The unprecedented accuracy of convolutional neural networks (CNNs) across a broad range of AI tasks has led to their widespread deployment in mobile and embedded settings. In a pursuit for high-performance and energy-efficient inference, significant research effort has been invested in the design of FPGA-based CNN accelerators. In this context, single computation engines constitute a popular approach to support diverse CNN modes without the overhead of fabric reconfiguration. Nevertheless, this flexibility often comes with significantly degraded performance on memory-bound layers and resource underutilisation due to the suboptimal mapping of certain layers on the engine's fixed configuration. In this work, we investigate the implications in terms of CNN engine design for a class of models that introduce a pre-convolution stage to decompress the weights at run time. We refer to these approaches as on-the-fly. This paper presents unzipFPGA, a novel CNN inference system that counteracts the limitations of existing CNN engines. The proposed framework comprises a novel CNN hardware architecture that introduces a weights generator module that enables the on-chip on-the-fly generation of weights, alleviating the negative impact of limited bandwidth on memory-bound layers. We further enhance unzipFPGA with an automated hardware-aware methodology that tailors the weights generation mechanism to the target CNN-device pair, leading to an improved accuracy-performance balance. Finally, we introduce an input selective processing element (PE) design that balances the load between PEs in suboptimally mapped layers. The proposed framework yields hardware designs that achieve an average of 2.57x performance efficiency gain over highly optimised GPU designs for the same power constraints and up to 3.94x higher performance density over a diverse range of state-of-the-art FPGA-based CNN accelerators.

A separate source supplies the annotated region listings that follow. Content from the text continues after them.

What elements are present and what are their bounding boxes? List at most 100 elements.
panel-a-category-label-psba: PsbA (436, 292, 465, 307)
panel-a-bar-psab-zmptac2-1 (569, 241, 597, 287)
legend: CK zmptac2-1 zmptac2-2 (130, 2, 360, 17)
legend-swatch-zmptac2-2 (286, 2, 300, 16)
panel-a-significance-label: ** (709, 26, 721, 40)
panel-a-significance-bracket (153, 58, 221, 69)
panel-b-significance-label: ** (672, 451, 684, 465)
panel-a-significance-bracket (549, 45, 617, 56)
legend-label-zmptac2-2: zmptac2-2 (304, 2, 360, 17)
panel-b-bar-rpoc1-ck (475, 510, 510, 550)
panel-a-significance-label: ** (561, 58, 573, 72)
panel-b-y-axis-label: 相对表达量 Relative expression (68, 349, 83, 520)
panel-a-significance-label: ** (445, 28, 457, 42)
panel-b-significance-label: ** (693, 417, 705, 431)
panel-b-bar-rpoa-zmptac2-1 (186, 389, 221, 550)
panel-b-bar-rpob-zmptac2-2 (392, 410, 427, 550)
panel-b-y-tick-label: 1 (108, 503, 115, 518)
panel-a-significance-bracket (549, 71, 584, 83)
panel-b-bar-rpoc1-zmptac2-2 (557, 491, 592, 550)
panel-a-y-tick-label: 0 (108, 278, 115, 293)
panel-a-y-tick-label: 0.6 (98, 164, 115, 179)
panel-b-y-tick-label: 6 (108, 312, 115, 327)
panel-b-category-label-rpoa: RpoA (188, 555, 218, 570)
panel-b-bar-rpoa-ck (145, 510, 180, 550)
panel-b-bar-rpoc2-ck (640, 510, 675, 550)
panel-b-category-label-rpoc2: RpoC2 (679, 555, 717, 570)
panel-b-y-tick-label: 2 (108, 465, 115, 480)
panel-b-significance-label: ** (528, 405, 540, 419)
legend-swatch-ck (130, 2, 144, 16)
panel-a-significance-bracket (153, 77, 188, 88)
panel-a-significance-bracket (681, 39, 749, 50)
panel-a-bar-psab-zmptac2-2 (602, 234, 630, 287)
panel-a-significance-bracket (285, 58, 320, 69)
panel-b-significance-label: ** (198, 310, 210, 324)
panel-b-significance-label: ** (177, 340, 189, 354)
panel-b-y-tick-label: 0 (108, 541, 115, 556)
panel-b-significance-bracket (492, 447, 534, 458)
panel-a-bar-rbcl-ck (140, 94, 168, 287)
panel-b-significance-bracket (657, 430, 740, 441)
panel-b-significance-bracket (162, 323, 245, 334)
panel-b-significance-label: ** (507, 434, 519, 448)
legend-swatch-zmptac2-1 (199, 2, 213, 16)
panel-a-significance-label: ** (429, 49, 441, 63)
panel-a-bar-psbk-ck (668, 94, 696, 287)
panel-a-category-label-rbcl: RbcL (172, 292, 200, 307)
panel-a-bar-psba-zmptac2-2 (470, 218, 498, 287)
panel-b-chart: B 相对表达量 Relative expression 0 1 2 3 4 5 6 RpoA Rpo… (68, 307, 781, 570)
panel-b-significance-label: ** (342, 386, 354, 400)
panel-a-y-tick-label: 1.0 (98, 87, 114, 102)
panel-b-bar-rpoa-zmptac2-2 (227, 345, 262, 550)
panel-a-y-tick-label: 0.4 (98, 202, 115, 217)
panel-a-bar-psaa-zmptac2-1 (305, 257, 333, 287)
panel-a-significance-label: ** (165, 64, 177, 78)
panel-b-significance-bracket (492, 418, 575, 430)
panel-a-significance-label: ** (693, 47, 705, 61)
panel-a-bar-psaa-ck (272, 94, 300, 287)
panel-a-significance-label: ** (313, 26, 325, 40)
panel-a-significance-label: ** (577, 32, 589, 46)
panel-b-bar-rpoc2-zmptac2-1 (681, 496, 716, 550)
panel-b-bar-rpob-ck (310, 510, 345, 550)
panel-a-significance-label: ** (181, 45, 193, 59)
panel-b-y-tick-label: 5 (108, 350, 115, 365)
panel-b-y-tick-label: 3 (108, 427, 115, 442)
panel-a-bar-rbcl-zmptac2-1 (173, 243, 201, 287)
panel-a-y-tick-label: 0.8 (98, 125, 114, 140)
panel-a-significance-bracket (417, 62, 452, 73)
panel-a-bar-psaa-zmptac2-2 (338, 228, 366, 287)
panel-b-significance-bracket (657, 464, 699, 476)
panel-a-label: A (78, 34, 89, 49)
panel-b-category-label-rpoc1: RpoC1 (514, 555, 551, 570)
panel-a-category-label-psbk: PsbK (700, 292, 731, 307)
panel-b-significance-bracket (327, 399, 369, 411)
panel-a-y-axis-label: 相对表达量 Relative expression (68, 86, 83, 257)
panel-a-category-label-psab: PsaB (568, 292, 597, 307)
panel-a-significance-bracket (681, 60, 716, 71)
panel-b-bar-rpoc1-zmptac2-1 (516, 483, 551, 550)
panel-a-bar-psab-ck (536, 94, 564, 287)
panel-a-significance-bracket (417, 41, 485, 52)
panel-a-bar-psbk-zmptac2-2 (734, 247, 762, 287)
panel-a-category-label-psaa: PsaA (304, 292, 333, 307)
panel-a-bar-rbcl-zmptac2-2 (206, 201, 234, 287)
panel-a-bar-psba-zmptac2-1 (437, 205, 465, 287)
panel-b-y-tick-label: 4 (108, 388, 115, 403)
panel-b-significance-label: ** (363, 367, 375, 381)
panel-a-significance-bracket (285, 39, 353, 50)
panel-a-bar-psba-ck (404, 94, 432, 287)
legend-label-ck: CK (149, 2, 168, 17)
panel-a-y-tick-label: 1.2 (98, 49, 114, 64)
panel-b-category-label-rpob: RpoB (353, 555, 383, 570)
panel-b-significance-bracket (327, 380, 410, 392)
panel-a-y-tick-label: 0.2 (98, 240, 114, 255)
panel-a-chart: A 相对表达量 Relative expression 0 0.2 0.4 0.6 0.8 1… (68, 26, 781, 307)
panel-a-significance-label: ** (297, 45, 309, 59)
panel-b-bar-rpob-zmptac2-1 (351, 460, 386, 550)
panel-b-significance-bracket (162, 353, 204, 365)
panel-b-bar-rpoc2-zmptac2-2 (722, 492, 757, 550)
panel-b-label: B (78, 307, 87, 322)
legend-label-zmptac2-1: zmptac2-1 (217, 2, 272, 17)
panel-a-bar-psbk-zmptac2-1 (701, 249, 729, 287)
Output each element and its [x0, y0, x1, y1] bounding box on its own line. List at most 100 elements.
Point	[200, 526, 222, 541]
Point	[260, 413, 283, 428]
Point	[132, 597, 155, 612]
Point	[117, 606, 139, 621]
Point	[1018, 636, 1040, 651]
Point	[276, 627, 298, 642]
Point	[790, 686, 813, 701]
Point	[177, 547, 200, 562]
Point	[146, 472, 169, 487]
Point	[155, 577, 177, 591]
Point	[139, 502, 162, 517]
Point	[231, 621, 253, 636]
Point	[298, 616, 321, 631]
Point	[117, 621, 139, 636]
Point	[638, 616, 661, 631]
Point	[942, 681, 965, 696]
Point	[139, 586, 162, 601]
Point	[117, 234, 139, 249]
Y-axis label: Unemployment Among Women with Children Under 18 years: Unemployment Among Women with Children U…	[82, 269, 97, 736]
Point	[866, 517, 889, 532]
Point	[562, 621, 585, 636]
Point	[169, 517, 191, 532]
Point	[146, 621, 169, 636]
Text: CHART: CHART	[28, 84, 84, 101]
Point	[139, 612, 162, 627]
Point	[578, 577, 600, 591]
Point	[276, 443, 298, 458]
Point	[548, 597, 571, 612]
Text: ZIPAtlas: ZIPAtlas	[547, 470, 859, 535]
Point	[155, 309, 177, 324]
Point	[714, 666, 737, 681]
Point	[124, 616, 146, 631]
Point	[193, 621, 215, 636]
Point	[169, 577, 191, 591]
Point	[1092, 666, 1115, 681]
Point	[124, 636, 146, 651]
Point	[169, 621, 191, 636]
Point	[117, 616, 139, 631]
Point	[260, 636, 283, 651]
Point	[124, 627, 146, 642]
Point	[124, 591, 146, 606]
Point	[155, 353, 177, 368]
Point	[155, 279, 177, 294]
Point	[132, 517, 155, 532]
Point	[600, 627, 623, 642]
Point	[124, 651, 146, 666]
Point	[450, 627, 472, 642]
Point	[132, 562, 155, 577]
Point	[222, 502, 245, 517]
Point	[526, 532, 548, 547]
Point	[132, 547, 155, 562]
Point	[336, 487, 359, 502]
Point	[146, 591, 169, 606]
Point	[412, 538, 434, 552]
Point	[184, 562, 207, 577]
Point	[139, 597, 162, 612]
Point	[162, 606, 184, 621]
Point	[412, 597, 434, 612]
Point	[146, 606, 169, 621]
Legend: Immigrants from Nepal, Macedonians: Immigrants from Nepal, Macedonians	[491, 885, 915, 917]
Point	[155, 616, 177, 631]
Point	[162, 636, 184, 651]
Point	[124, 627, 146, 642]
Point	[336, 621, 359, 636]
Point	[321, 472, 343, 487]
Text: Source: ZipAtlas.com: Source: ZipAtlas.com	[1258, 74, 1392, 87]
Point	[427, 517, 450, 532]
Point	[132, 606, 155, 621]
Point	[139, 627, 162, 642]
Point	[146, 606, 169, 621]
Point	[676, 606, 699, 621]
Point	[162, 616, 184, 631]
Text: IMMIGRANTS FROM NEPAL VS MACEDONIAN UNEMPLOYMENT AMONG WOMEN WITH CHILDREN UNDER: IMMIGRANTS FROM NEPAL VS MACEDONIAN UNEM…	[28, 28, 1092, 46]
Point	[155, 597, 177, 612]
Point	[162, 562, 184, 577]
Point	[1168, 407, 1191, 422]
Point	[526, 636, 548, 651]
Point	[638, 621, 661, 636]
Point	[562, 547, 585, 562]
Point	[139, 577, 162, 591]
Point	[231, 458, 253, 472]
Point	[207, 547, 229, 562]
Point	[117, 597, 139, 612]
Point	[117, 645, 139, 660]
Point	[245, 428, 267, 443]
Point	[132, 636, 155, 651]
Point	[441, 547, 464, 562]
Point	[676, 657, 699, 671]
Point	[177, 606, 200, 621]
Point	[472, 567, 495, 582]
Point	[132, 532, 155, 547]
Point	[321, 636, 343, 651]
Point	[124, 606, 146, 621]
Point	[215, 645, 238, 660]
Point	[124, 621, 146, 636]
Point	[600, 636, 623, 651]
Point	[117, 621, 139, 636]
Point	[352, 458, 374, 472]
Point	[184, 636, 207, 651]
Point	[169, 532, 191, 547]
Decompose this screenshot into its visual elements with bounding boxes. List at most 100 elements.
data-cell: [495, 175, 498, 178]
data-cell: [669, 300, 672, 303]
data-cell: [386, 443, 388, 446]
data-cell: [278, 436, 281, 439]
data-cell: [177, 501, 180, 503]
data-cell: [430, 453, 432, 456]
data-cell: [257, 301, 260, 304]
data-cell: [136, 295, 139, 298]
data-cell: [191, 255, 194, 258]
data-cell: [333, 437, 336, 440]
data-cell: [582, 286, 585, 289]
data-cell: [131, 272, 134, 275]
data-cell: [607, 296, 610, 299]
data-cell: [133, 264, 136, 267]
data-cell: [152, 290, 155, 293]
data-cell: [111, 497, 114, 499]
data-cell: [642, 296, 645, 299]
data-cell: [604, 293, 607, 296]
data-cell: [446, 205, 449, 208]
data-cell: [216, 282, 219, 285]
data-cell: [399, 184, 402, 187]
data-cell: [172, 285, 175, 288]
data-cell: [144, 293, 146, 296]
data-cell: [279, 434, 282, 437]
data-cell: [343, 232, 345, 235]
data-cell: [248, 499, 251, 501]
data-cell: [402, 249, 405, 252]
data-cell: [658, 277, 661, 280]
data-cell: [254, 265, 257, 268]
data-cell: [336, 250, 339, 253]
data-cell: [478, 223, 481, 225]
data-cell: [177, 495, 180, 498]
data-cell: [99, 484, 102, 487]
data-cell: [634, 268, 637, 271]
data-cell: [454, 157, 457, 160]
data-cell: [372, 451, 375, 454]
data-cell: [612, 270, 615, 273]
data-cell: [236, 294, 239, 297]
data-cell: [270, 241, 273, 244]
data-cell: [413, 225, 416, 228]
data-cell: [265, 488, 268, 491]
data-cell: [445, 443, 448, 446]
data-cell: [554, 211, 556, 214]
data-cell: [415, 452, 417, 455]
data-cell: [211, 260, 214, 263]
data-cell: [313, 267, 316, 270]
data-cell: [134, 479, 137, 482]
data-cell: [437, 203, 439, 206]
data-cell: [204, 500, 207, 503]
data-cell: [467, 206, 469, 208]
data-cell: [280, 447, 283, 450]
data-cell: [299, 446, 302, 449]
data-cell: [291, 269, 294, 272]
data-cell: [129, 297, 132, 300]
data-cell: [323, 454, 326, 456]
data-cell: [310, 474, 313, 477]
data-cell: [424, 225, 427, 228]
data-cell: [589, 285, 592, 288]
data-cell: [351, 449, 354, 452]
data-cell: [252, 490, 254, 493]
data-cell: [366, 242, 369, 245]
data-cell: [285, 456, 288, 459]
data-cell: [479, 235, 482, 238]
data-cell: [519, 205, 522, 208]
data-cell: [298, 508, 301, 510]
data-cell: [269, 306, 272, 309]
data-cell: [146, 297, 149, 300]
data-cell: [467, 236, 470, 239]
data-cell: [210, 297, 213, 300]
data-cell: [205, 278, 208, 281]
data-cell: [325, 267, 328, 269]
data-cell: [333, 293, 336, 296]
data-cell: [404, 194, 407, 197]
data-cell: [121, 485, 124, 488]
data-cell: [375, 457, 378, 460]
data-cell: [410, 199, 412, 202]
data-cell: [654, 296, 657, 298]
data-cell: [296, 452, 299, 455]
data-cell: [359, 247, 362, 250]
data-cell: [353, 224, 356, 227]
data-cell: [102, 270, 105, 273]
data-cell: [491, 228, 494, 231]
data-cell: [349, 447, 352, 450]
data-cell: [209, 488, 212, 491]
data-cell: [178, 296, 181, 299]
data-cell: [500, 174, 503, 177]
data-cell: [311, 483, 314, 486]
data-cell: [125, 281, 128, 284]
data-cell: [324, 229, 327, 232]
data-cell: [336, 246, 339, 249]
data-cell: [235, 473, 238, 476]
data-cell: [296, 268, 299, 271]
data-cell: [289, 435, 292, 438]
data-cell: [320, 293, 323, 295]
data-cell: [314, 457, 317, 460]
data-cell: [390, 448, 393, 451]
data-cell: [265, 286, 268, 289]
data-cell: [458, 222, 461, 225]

翻译：卷积神经网络（CNN）在广泛的人工智能任务中展现出前所未有的准确率，这促使其在移动和嵌入式场景中大规模部署。为追求高性能与高能效推理，基于FPGA的CNN加速器设计已成为重要研究方向。在此背景下，单计算引擎因无需重构硬件架构即可支持多种CNN模型而备受青睐。然而，这种灵活性常导致内存密集型层性能显著下降，且因部分层在引擎固定配置上映射次优而造成资源利用率不足。本文针对一类引入预卷积阶段以实现运行时权重解压的模型，深入探究其对CNN引擎设计的影响，我们将此类方法称为即时方法。本文提出unzipFPGA——一种新型CNN推理系统，旨在克服现有CNN引擎的局限性。该框架包含创新性的CNN硬件架构，通过引入权重生成模块实现片上即时权重生成，从而缓解有限带宽对内存密集型层的负面影响。我们进一步通过硬件感知自动化方法增强unzipFPGA，根据目标CNN-设备组合定制权重生成机制，实现准确率与性能的更优平衡。最终，我们提出输入选择型处理单元（PE）架构，可在映射次优的层中均衡各PE负载。实验表明，在同等功耗约束下，所提框架生成的硬件设计相比高度优化的GPU方案平均性能效率提升2.57倍；相较于多种先进FPGA加速器，性能密度最高可达3.94倍。